WASHINGTON - The White House and the CIA on Tuesday adamantly denied a report that the Bush administration forged a letter purporting to show a link between Saddam Hussein's regime and al Qaeda as a justification for the Iraq war.
The allegation was raised by Washington-based journalist Ron Suskind in a new book, "The Way of the World," published Tuesday. The letter supposedly was written by Tahir Jalil Habbush al-Tikriti, director of Iraqi intelligence under Saddam Hussein.
"The White House had concocted a fake letter from Habbush to Saddam, backdated to July 1, 2001," Suskind wrote. "It said that 9/11 ringleader Mohammad Atta had actually trained for his mission in Iraq thus showing, finally, that there was an operational link between Saddam and al Qaeda, something the vice-president's office had been pressing CIA to prove since 9/11 as a justification to invade Iraq. There is no link."
Suskind said the letter's existence had been reported before, and that it had been treated as if it were genuine.
Denying the report, White House deputy press secretary Tony Fratto said, "The notion that the White House directed anyone to forge a letter from Habbush to Saddam Hussein is absurd."
Fratto and former CIA director George Tenet also rejected Suskind's allegation that the U.S. had credible intelligence, before the 2003 invasion of Iraq, that Saddam did not possess weapons of mass destruction. It was supposedly British intelligence, based on information from a senior Iraqi official.
Fratto said U.S. and other intelligence agencies believed Saddam harboured such weapons and that Saddam had tried to make his neighbours believe he had them. In the end, no such weapons were found, undercutting Bush's main reason to go to war.
"We know now that those estimates were wrong, but they were the estimates we all relied on," Fratto said. "Regardless, military force in Iraq was used because Saddam Hussein defiantly failed to comply with the 17 UN Security Council resolutions Iraq was subject to."
Tenet, in a statement distributed by the White House, also issued a denial about the supposedly fake letter. "There was no such order from the White House to me nor, to the best of my knowledge, was anyone from CIA ever involved in any such effort," he said.
"It is well established that, at my direction, CIA resisted efforts on the part of some in the administration to paint a picture of Iraqi-al Qaeda connections that went beyond the evidence," Tenet said. "The notion that I would suddenly reverse our stance and have created and planted false evidence that was contrary to our own beliefs is ridiculous."
Tenet also challenged Suskind's assertion that the U.S. ignored intelligence that Saddam did not have weapons of mass destruction.
"As Mr. Suskind tells it," Tenet said, "the White House directed (and CIA allegedly went along with) burying that information so that the war could go ahead as planned. This is a complete fabrication. In fact, the source in question failed to persuade his British interlocutors that he had anything new to offer by way of intelligence, concessions, or negotiations with regard to the Iraq crisis and the British on their own elected to break off contact with him."
Tenet said that "there were many Iraqi officials who said both publicly and privately that Iraq had no WMD but our foreign intelligence colleagues and we assessed that these individuals were parroting the Baath party line and trying to delay any coalition attack.
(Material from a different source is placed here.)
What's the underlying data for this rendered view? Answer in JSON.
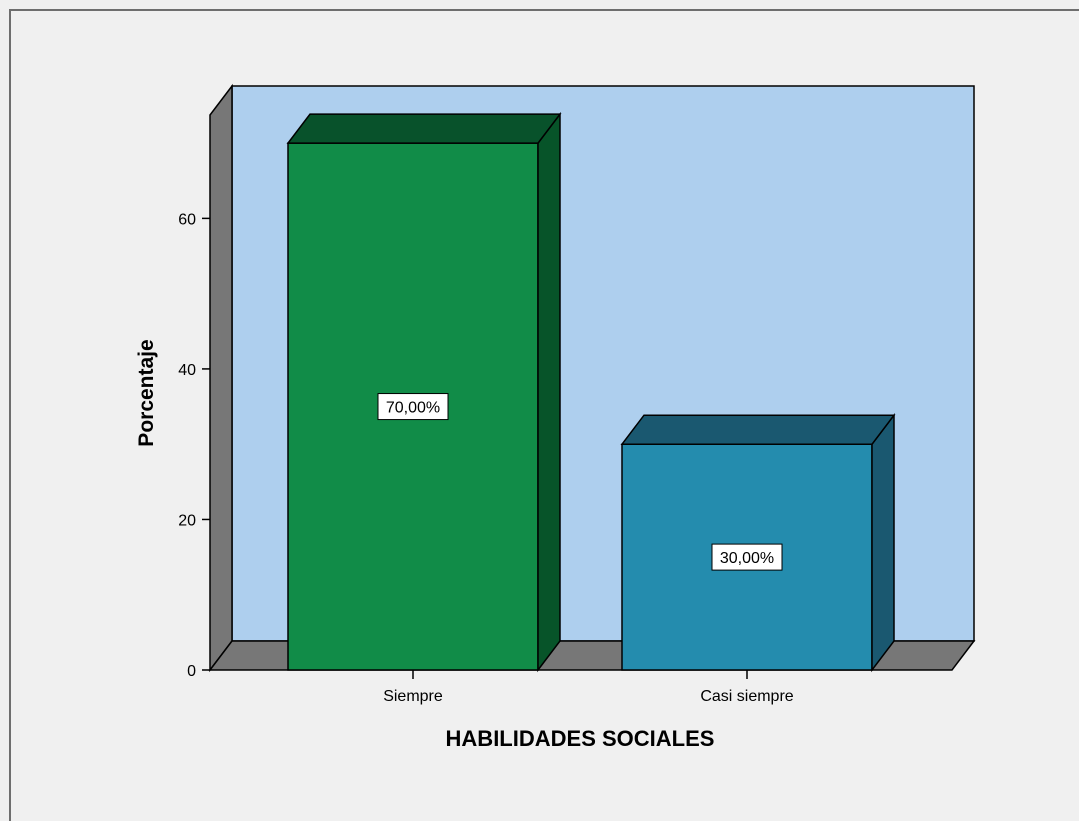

The particular source that Suskind cites offered no evidence to back up his assertion and acted in an evasive and unconvincing manner."
The Associated Press and other major news organizations widely reported in November 2003 details of last-ditch efforts by a frantic Iraqi regime to avert war just days before the U.S. invasion by sending messages to the Pentagon that Iraq had no mass weapons.
At the time, senior U.S. defence and intelligence officials dismissed the effort as a stalling tactic.